A política de valorização foi anunciada pelo governo no ano passado. Isso significa que o salário mínimo deve ser ajustado anualmente, de forma a acompanhar a inflação e garantir ganhos reais aos trabalhadores.
Em 2024, por exemplo, o salário mínimo estabelecido pelo governo foi de R$ 1.412, um aumento de quase 7% em comparação aos R$ 1.320 válidos até dezembro de 2023.
Os economistas destacam, ainda, que outro ponto que acaba influenciando na tendência de desaceleração dos salários é a mudança no perfil de trabalhadores na taxa de participação.
“As pessoas que estão entrando e saindo do mercado de trabalho têm menos qualificação e, consequentemente, menos poder de barganha no mercado de trabalho.
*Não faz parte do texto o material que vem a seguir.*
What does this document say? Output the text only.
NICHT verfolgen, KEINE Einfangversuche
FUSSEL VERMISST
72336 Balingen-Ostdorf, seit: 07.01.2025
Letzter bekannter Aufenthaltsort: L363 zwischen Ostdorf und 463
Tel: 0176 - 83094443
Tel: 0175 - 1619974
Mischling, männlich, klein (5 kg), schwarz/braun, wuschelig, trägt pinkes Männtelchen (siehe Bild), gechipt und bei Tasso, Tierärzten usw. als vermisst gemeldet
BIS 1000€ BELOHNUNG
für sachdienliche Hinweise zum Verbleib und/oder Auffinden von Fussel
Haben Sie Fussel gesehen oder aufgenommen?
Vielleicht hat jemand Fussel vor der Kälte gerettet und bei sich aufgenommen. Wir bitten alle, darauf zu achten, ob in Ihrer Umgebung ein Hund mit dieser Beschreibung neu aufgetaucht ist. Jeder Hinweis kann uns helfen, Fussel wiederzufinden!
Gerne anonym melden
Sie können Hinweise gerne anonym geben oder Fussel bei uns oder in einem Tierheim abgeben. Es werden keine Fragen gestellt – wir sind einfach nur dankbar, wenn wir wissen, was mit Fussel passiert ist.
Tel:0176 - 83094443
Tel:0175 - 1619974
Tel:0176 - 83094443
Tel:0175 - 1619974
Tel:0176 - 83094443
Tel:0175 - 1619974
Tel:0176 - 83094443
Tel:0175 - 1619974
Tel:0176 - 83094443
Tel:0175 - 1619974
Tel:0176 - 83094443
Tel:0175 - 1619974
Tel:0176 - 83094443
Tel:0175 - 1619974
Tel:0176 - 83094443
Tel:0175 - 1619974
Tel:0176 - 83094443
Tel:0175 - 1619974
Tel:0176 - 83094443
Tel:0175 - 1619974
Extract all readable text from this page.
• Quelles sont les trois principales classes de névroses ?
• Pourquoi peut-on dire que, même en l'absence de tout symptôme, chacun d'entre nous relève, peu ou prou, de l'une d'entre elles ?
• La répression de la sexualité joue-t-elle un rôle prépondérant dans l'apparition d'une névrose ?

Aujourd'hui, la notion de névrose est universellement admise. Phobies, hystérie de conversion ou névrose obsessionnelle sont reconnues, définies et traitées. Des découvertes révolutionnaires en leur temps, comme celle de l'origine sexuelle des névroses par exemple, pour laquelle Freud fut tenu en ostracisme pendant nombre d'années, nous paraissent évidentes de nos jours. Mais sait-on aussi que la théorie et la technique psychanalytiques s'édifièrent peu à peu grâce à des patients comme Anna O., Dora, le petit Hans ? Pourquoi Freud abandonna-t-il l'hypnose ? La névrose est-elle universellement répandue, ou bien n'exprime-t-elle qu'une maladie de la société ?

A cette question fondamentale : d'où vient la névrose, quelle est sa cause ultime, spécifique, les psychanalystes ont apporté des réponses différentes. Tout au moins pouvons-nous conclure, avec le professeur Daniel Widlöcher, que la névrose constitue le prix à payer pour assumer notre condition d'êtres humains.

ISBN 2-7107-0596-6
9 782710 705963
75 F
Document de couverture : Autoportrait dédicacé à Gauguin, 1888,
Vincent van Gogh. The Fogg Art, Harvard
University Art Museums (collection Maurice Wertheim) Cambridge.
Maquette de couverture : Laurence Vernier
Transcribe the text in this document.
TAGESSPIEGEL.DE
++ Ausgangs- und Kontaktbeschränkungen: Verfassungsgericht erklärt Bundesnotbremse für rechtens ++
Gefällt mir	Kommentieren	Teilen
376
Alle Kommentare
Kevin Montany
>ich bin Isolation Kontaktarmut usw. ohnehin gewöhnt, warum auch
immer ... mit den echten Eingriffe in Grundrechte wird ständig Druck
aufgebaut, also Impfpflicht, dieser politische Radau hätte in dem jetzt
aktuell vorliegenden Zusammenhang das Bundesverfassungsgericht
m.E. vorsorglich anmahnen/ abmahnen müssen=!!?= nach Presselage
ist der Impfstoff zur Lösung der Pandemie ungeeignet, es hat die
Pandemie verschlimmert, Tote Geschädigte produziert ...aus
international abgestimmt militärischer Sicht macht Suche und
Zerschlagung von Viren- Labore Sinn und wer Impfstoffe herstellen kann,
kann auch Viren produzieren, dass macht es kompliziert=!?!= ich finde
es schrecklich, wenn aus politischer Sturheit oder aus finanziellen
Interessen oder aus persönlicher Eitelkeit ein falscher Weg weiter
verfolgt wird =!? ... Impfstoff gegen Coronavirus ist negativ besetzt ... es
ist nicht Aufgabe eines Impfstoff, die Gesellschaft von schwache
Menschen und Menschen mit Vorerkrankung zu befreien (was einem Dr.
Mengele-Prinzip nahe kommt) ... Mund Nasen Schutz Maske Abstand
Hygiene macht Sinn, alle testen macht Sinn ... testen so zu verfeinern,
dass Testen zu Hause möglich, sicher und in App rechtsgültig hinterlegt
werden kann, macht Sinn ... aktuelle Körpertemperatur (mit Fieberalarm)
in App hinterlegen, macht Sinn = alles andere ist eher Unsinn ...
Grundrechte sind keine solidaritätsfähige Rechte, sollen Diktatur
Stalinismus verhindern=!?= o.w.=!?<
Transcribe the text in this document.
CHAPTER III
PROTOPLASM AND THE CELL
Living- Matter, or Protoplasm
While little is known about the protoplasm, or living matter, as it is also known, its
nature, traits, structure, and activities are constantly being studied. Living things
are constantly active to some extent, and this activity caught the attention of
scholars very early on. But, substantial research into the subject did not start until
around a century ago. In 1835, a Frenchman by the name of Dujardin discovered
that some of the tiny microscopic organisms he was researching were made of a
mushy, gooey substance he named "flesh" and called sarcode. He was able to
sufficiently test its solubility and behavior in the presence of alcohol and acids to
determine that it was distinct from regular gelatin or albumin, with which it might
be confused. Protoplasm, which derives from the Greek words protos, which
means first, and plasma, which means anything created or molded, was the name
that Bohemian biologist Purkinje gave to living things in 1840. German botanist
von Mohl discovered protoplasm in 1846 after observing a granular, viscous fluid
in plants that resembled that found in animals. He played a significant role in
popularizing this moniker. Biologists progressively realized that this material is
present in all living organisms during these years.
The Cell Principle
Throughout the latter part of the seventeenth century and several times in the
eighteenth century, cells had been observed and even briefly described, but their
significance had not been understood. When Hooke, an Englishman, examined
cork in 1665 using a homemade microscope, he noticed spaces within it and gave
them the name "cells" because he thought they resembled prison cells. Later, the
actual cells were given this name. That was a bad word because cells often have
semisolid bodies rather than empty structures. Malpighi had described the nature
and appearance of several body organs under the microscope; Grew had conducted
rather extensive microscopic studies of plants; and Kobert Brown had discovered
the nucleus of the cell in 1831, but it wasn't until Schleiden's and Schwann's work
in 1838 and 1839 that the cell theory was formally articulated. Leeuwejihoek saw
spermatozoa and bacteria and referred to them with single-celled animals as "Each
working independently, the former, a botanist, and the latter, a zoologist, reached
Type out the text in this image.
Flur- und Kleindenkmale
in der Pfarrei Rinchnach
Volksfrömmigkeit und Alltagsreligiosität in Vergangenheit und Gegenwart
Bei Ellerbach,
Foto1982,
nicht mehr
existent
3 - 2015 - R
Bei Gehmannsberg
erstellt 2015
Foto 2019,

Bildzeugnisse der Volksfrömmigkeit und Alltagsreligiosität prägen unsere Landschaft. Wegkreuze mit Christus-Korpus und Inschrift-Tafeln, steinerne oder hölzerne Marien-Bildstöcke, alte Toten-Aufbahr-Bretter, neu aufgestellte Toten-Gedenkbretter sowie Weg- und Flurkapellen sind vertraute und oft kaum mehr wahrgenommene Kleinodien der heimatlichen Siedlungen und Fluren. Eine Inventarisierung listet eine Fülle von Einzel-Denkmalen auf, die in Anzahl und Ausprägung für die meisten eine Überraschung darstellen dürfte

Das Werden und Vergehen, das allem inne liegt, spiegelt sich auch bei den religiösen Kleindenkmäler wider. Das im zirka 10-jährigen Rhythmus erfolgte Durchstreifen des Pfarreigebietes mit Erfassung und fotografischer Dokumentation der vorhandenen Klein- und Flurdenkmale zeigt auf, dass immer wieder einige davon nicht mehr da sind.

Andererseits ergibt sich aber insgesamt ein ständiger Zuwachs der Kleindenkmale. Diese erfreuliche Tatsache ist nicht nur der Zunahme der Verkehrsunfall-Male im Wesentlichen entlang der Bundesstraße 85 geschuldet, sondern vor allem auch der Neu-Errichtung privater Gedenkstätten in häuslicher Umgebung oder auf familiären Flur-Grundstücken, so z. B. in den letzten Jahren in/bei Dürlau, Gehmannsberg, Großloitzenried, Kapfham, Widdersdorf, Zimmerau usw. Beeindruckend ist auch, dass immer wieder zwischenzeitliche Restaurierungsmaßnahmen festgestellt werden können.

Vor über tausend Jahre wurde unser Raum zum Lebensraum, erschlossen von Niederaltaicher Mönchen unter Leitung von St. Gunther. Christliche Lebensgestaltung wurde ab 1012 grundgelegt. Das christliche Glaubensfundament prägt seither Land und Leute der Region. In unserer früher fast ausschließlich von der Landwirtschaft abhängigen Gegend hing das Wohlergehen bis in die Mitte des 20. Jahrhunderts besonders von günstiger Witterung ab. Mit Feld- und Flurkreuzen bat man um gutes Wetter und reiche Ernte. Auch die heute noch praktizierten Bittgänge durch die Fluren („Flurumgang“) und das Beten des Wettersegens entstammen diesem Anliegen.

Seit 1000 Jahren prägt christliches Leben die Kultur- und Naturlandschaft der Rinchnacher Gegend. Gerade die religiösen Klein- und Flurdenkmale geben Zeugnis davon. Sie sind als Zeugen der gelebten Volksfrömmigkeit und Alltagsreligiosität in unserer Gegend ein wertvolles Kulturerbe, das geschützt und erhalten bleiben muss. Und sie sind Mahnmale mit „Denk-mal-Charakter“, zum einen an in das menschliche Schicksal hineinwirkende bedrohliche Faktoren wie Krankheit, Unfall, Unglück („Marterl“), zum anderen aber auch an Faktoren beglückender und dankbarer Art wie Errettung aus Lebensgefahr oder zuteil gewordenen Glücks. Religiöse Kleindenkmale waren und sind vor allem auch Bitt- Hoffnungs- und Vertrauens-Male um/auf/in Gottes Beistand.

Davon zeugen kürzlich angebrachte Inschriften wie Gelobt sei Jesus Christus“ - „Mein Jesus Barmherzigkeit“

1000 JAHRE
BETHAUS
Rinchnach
De maneira que, quando entram, muitos já entram via informalidade”, diz Duque, do FGV Ibre.
Dados do IBGE apontam, por exemplo, que apesar da redução da taxa anual de informalidade no país, que passou de 39,4% para 39,2%, os números continuam altos: cerca de 39,4 milhões de brasileiros seguem na informalidade.
Informações do instituto ainda mostram que, em 2023, houve um número recorde no registro de pessoas ocupadas, chegando a 100,7 milhões no ano — um aumento de 3,8% em relação a 2022 (96,9 milhões).
Esse crescimento refletiu um recorde tanto no número de empregados sem carteira assinada (13,4 milhões de pessoas em média), como no montante de pessoas empregadas com carteira de trabalho assinada (média de 37,7 milhões de pessoas).
A perspectiva, nesse cenário, também é de desaceleração do rendimento médio mensal do trabalhador. “Os salários vão continuar crescendo ao longo deste ano, mas com uma intensidade bem menor do que cresceram nos últimos dois anos”, diz Imaizumi
“É um mercado de trabalho que continua evoluindo positivamente, mas de maneira bem mais comedida, tanto pela ótica de vagas quanto pela ótica da remuneração”, completa.